Gece sadece 2 saat uyuyup sabaha kadar balkondan dışarıyı izlemiştim. Çalan şarkı listesinde kâh üzülmüş kâh acımı unutmuştum ama en sonunda yine kalbimden sızan kanla baş başa kalmıştım. Günün doğumu evden gözükmediğinden çiftliğe gitmek için hazırlandım. Kahvaltıya daha 4 saat vardı.

Üstüme siyah kalın hırka ve altıma jogging giydim, şapka takıp hemen aşağıya indiğimde kimse yoktu ortalıkta, bunu fırsat bilip arabamın anahtarını alıp çıktım. Arabaların orada koşudan dönen Cenk'i gördüm ama görmemiş gibi direk arabama gittim.

"Hop hop hanımefendi nereye?" kafamı yerden kaldırıp ona gülümsedim sanki yeni görüyormuş gibi.

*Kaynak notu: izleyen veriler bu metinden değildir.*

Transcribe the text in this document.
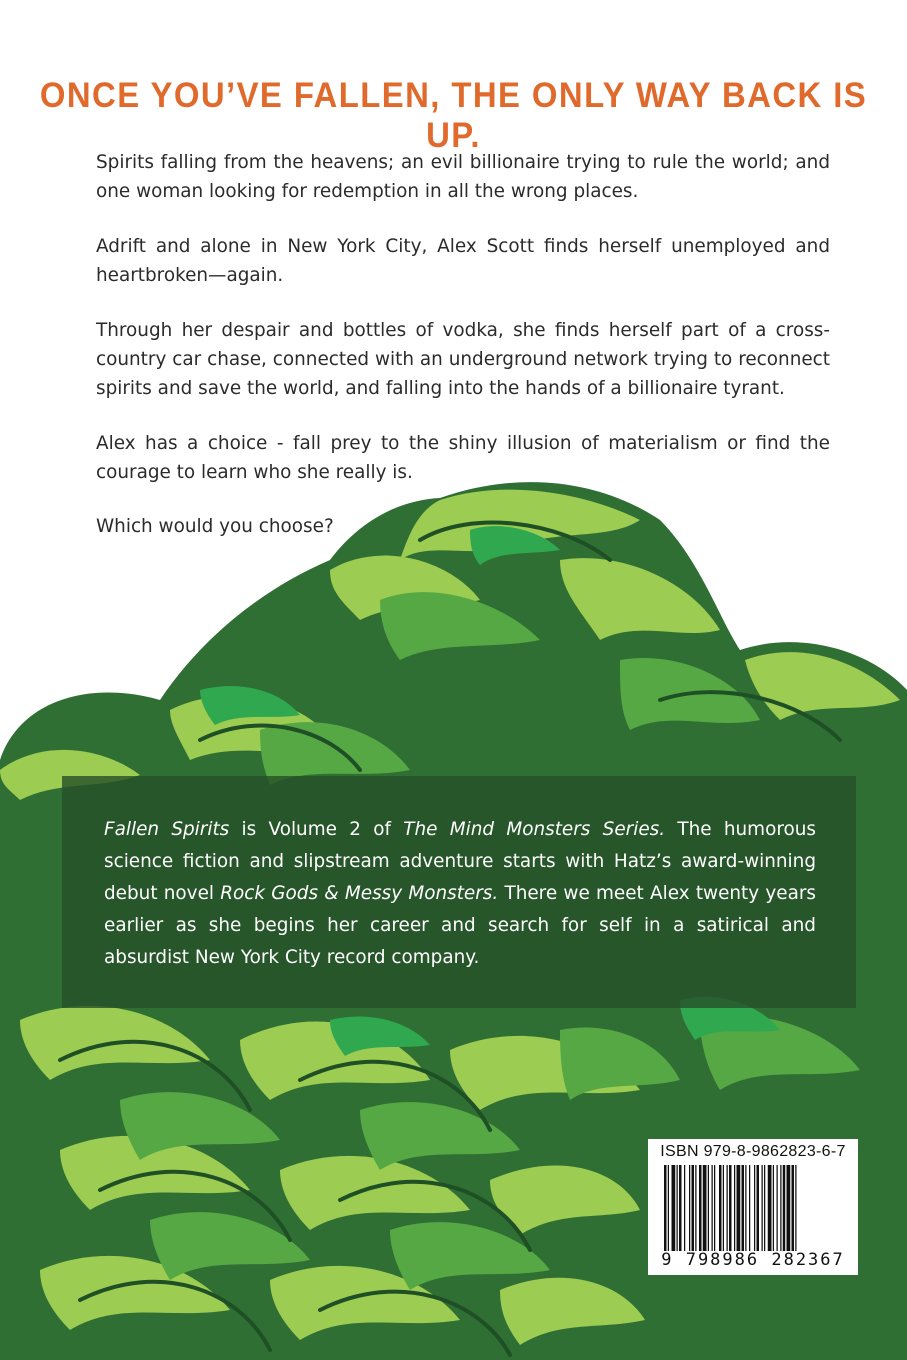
ONCE YOU’VE FALLEN, THE ONLY WAY BACK IS UP.

Spirits falling from the heavens; an evil billionaire trying to rule the world; and one woman looking for redemption in all the wrong places.

Adrift and alone in New York City, Alex Scott finds herself unemployed and heartbroken—again.

Through her despair and bottles of vodka, she finds herself part of a cross-country car chase, connected with an underground network trying to reconnect spirits and save the world, and falling into the hands of a billionaire tyrant.

Alex has a choice - fall prey to the shiny illusion of materialism or find the courage to learn who she really is.

Which would you choose?

Fallen Spirits is Volume 2 of The Mind Monsters Series. The humorous science fiction and slipstream adventure starts with Hatz’s award-winning debut novel Rock Gods & Messy Monsters. There we meet Alex twenty years earlier as she begins her career and search for self in a satirical and absurdist New York City record company.

ISBN 979-8-9862823-6-7
9 798986 282367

"Senin de sabah şeriflerin hayr olsun şekerim" adımları bana doğru gelmişti, arabanın önünde bekliyorduk.

"Hayr bırakırsan olacak nereye? Hem sen neden uyuyamıyorsun, geçen gün de sabaha kadar ışığın açıktı sesler geliyordu"

"Sen benim odamı mı röntlüyorsun lan"

"Yoo röntleyecek olsam senin odanı mı röntlerim Derin benim tipim değilsin" şaşırmış şekilde ona bakarken hafifçe arabaya yaslandım.

"Senin tipin nasıl ki?" bir anda benden gözlerini ayırıp ileri doğru daldı ve gülümsemeye başladı.

"Daha böyle aşko kuşko, pembe seven, topuklu giyip makyaj yapan, yanındaki adamı yücelten, uzun saçlı, hafif çilli, 1.65 boylarında,"

"Lan bu benim kardeşim" şaşkınca hemen yerimden kalkmış tam karşısında durmuştum. Şaşırmış ve bana odaklanmıştı.

"Ne alaka ya bu tarife uyan tek kız senin kardeşin mi?" bir noktada haklıydı.

"Senin etrafında bu tarife uyan tek kişi benim kardeşim ama"

"Bazen akıllı olmandan nefret ediyorum"

"İltifat olarak kabul ederim" yanından geçip şoför koltuğuna doğru giderken hemen kolumdan tutup beni yine tam karşısına getirmişti.

"Nereye ehliyeti olmayan hanımefendi?"

"Bir arabama bakıp çıkıcam sal beni" tek kaşını havaya kaldırıp bana bakmıştı.

"İyi hadi beraber bakalım" ofladım.

"Çiftliğe gideceğim güneşin doğuşunu izlemek istiyorum ve mümkünse yalnız olmak istiyorum"

"Olmaz Derin bu aralar yalnız kalamazsın" eve geri dönüyormuş gibi yaptım oda peşimden gelirken bir anda koşarak arabanın arkasından dolanıp sürücü koltuğuna oturdum ve kapıları kilitledim. Cenk de benim peşime koşmuştu ama yetişememişti. Cama vurmaya başladığında arabanın camını açtım.